Online gambling group GVC has sold its Turkish business in a deal worth up to €150m — a move that could help pave the way for a multibillion pound takeover of a large retail bookmaker such as Ladbrokes Coral or William Hill.
On Thursday, the Isle of Man-based group said it had disposed of Headlong Limited and a number of associated businesses, which make up its Turkish operations, to Ropso Malta Limited, a Maltese group that provides IT services for GVC's Turkish business.
Kenny Alexander, GVC’s chief executive said: “As the group evolves, our focus is increasingly on regulated markets and markets where we believe there is a realistic path to regulation.”
The deal marks a move away from its successful strategy in recent times of targeting “grey markets” — untaxed or unregulated areas around the world.
Analysts at Citi, the bank, estimate that 30 per cent of the group’s revenue is derived from grey markets, although rivals such as Paddy Power Betfair have abandoned these territories, believing operations are at risk of facing sudden regulatory action.
The FTSE 250 company’s decision to sell its Turkish business could have wider implications for the gambling industry.

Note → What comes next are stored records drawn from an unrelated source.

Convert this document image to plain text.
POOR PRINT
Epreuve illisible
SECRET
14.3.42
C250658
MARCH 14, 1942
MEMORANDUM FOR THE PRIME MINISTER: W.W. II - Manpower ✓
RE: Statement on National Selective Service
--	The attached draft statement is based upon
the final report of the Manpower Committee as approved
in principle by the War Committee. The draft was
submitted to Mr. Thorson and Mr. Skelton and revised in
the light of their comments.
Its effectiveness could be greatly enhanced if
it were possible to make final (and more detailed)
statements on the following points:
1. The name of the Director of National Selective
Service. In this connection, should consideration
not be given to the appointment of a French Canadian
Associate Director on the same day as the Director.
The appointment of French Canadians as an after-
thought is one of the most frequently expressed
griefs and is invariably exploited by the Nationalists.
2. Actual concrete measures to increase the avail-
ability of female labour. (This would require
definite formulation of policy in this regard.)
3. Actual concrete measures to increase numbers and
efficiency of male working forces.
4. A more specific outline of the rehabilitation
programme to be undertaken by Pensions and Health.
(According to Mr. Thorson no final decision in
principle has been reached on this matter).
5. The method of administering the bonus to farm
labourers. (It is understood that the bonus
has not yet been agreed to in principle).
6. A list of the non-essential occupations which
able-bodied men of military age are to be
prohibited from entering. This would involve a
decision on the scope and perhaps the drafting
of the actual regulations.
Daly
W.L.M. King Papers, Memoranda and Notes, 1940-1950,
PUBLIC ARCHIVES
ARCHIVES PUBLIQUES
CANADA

Over the past 12 months, GVC has twice held takeover talks with UK bookmaker Ladbrokes Coral over a deal worth up to £3.6bn.
It had also previously opened talks with rival William Hill, although several people close to the talks said its attention was now focused on completing a deal with Ladbrokes Coral.
In the past takeover negotiations, both Ladbrokes Coral and William Hill expressed strong reservations about GVC’s business in Turkey, due to concerns about the country’s regulatory position.
“Whilst clearly earnings dilutive, [GVC’s sale of its Turkish business] is a compelling strategic move resulting in a more regulated and attractive business, even better positioned to participate in sector mergers and acquisitions,” said Simon French, analyst at the brokerage Cenkos Securities.
In September, the company released results for the six months to June 30, revealing revenues were up 11 per cent to €432m, while earnings before interest, tax, depreciation and amortisation increased 47 per cent to €133.9m.
GVS’s most recent talks with Ladbrokes also stalled because of a disagreement over the value of the companies, as it was unclear how their businesses would be hit by the UK government’s review into the gambling sector.
On Tuesday, the government released the long-awaited review, announcing a crackdown on Fixed Odds Betting Terminals (FOBTs), which are a significant source of revenue for retail bookmakers such as Ladbrokes Coral.
Officials at the Department for Media, Culture and Sport have suggested the machines, which allow gamblers to place bets of up to £100 every 20 seconds on games such as roulette, should have maximum stakes of either £50, £30, £20 or £2.
The government has said it will hear views on what the maximum stake should be over a 12-week consultation period, but settling on how far the curbs should go.
Gambling industry executives have said that the completion of the review will trigger a wave of consolidation, as the companies believe greater scale helps to stave off fierce competition from online upstarts and the increased regulatory scrutiny.
This article has been amended to reflect the fact that a takeover of Ladbrokes Coral would be worth £3.6bn rather than £3.6m.